YEAH! SCREW MOSAIC, SCREW SOLVING THE UNLEADED FUEL PROBLEM, AND SCREW MYSELF, JUST TEAR THE WHOLE THING DOWN! I’M ANGRY AND I WANT TO WATCH THE WORLD BURN!
By the way, has anyone else ever noticed that when any article ever even slightly brushes on politics or the current administration that there are always some divisive comments posted by brand new users at some really odd hours?
The public will demand a uniformed and public-facing FAA. Expect more emphasis on surveillance and enforcement as the FAA justifies their existence. Ramp checks? Letters of Investigation? You can bet on it and targeting the easiest group-GA. Leaky strut? Hangar rash? There’ll be a red tag with a number to call at your local FSDO. Forget to close a VFR Flight Plan? Taxi to the self-serve pumps one evening without the nav lights on? Uncle will meet you at the pumps with a ticket of sorts.
Now a 737 can be 1000lbs above its max runway performance weight but because average weights are used it shows legal on paper and, well…. Interstate commerce and alll….

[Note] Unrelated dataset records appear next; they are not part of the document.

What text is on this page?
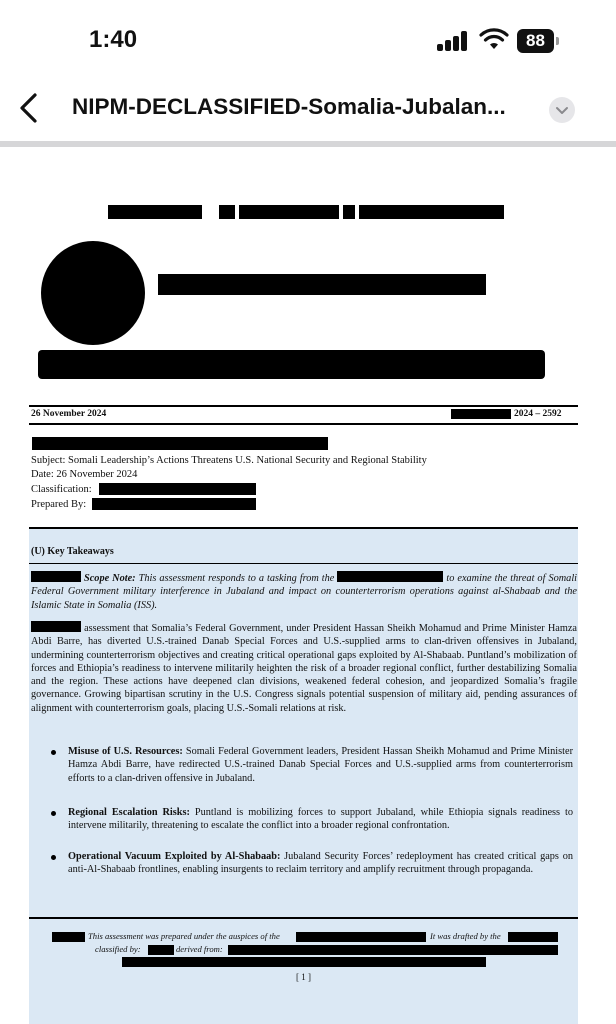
1:40	88
NIPM-DECLASSIFIED-Somalia-Jubalan...
26 November 2024	2024 – 2592
Subject: Somali Leadership’s Actions Threatens U.S. National Security and Regional Stability
Date: 26 November 2024
Classification:
Prepared By:
(U) Key Takeaways
Scope Note: This assessment responds to a tasking from the	to examine the threat of Somali Federal Government military interference in Jubaland and impact on counterterrorism operations against al-Shabaab and the Islamic State in Somalia (ISS).
assessment that Somalia’s Federal Government, under President Hassan Sheikh Mohamud and Prime Minister Hamza Abdi Barre, has diverted U.S.-trained Danab Special Forces and U.S.-supplied arms to clan-driven offensives in Jubaland, undermining counterterrorism objectives and creating critical operational gaps exploited by Al-Shabaab. Puntland’s mobilization of forces and Ethiopia’s readiness to intervene militarily heighten the risk of a broader regional conflict, further destabilizing Somalia and the region. These actions have deepened clan divisions, weakened federal cohesion, and jeopardized Somalia’s fragile governance. Growing bipartisan scrutiny in the U.S. Congress signals potential suspension of military aid, pending assurances of alignment with counterterrorism goals, placing U.S.-Somali relations at risk.
Misuse of U.S. Resources: Somali Federal Government leaders, President Hassan Sheikh Mohamud and Prime Minister Hamza Abdi Barre, have redirected U.S.-trained Danab Special Forces and U.S.-supplied arms from counterterrorism efforts to a clan-driven offensive in Jubaland.
Regional Escalation Risks: Puntland is mobilizing forces to support Jubaland, while Ethiopia signals readiness to intervene militarily, threatening to escalate the conflict into a broader regional confrontation.
Operational Vacuum Exploited by Al-Shabaab: Jubaland Security Forces’ redeployment has created critical gaps on anti-Al-Shabaab frontlines, enabling insurgents to reclaim territory and amplify recruitment through propaganda.
This assessment was prepared under the auspices of the	It was drafted by the
classified by:	derived from:
[ 1 ]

Highly unlikely. If their staffing is trimmed to more efficient levels they will be forced to focus on the high profile safety-related tasks that the flying pubic expects them to address. For instance, when the IRS is trimmed, they stop going after the little tax returns with simple (likely honest) mistakes - and focus on the ones that are likely blatent fraud.